McCormick junior Sandeep Bharadwaj, who serves as Associated Student Government’s director of dining initiatives, said he met with Ken Field, NU’s dining director, and Rachel Tilghman, Sodexo’s director of communications and engagement, last year to discuss potential improvements to the campus dining system. The three of them decided to form the Food Advisory Board to figure out what changes needed to be made, Bharadwaj said.

“The idea behind starting it was to get a wider student base of opinions about the food and how we can improve it,” Bharadwaj said.

Bharadwaj said a lot of the changes revolve around meal plan options and students with dietary restrictions, such as vegetarians, vegans and people who follow a gluten-free diet.

In past years, NU had a joint board between Sodexo and ASG that comprised eight people and met two or three times per quarter to discuss programs and events for Sodexo to do with students, said Aaron Zelikovich (Weinberg ’14).

The former board was implemented primarily by Zelikovich with the help of Tilghman, then an undergraduate at Chapman University in California, as well as other fellow members of Sodexo’s National Student Board of Directors.

The board at NU was a more streamlined way to voice student concerns and opinions about Sodexo, Zelikovich said.
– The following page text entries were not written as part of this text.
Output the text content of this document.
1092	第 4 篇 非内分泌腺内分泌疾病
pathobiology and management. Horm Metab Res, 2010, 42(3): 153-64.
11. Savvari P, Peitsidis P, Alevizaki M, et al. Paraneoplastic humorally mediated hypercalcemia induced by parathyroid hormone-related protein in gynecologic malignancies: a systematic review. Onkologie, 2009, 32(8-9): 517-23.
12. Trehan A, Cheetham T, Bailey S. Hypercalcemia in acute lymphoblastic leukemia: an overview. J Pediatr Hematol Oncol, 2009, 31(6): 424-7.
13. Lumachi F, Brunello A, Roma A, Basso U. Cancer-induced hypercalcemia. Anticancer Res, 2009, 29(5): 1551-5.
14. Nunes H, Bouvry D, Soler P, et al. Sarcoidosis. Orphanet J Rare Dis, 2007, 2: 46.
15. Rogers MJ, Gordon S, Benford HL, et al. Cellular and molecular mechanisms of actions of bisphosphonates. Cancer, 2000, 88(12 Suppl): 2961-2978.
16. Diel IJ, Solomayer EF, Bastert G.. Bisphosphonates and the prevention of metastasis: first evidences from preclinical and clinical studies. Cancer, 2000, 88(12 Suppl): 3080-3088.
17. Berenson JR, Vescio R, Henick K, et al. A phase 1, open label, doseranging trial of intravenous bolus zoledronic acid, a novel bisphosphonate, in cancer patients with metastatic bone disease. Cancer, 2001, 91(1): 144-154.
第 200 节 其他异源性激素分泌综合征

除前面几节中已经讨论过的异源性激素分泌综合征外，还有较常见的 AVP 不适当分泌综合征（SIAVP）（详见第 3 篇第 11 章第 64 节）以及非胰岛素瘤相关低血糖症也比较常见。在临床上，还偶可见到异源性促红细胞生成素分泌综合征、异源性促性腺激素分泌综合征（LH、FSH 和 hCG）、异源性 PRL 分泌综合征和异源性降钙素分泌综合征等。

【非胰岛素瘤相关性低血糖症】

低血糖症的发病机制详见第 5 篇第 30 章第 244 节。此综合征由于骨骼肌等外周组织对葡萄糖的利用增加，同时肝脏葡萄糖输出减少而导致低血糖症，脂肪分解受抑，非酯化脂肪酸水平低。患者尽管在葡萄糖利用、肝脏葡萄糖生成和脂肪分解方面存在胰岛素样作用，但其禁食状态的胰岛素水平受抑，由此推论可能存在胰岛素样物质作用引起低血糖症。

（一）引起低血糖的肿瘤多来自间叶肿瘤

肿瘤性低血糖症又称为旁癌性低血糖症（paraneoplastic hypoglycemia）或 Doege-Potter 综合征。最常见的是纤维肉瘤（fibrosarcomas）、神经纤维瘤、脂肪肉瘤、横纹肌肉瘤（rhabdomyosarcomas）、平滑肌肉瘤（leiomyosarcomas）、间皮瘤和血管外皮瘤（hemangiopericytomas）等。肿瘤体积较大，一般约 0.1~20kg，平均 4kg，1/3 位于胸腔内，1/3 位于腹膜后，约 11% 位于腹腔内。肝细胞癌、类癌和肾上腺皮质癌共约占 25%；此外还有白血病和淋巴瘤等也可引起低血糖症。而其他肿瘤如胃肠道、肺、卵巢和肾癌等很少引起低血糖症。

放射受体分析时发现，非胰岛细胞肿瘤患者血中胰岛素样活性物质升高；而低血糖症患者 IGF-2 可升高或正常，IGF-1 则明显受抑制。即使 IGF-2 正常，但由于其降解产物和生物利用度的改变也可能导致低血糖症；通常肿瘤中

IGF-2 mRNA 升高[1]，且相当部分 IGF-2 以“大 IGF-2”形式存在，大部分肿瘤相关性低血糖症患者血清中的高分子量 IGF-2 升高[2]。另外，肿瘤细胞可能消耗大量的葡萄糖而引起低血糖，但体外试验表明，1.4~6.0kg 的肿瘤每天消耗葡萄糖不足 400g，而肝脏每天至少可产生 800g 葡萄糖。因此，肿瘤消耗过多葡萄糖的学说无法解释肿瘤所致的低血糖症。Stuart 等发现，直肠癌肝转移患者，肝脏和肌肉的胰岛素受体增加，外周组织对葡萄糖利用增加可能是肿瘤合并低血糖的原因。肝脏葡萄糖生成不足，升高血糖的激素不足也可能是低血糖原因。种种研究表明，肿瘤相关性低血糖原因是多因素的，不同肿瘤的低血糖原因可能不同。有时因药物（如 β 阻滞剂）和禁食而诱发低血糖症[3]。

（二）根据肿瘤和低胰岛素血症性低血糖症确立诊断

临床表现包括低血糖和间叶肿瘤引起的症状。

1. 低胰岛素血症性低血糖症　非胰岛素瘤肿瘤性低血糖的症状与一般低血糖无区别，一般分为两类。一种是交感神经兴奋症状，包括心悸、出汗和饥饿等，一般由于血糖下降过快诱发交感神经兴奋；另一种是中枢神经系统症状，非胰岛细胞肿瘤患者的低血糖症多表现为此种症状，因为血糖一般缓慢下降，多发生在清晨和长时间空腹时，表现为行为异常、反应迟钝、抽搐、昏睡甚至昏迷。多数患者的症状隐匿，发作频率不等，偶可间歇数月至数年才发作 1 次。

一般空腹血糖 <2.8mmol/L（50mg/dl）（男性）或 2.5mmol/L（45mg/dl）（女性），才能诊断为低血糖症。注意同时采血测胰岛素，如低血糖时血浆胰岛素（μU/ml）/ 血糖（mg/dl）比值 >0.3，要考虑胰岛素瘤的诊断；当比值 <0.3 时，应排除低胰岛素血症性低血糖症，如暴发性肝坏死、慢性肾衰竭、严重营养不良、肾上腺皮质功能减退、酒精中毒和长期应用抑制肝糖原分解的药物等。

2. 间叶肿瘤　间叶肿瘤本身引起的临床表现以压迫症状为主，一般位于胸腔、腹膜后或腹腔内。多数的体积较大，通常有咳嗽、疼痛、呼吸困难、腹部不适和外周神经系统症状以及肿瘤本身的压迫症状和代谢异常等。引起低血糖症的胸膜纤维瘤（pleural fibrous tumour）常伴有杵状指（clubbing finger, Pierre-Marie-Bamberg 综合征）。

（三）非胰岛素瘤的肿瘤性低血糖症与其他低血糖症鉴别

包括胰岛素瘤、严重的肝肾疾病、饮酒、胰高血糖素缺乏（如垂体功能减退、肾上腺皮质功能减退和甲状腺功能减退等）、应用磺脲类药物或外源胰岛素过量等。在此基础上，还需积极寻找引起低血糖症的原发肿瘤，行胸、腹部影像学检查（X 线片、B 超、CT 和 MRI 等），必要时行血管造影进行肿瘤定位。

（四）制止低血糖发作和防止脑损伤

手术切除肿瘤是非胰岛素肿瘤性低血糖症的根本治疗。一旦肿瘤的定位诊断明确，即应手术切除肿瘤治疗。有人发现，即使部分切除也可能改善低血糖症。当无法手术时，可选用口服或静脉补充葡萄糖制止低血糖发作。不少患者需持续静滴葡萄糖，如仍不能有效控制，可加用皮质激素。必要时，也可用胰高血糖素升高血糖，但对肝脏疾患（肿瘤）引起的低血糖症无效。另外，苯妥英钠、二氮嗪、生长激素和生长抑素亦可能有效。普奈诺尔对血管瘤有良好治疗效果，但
“We were very well aware this was a new thing that we were trying out and feeling out,” he said. “But I definitely know that without it, there wouldn’t be a committee today.”

After Zelikovich graduated, Tilghman said she and Field took more freedom to explore possible structures for the new board.

“We have a new director of dining who would also like to source ideas and feedback from students,” Tilghman said. “So we said, ‘Hey, this really worked, we would just need to revamp it a little bit,’ and that’s where we came up with the food advisory committee.”

Rather than having members devote themselves to specific areas such as sustainability or vegetarian diets as the previous board did, the Food Advisory Board will likely comprise nine to 12 students with various backgrounds and allow them to discuss potential changes.

“We’re kind of going to get all of the students in the room and see what the students want to make of it,” Tilghman said. “It’s really up to them. We’re just providing the forum and the resources for them to be doing that.”

The application for the Food Advisory Board will be open until midnight on Oct. 31, and the first meeting will be held on Nov. 10, Tilghman said.

“I’m really excited about the opportunity to further engage students with this program,” she said. “Food is such a source of community and to be able to have students who are actually involved in shaping their community is really powerful, so I’m really looking forward to working with this board.”

This article has been updated to clarify that Northwestern Dining is the University department working to create the Food Advisory Board.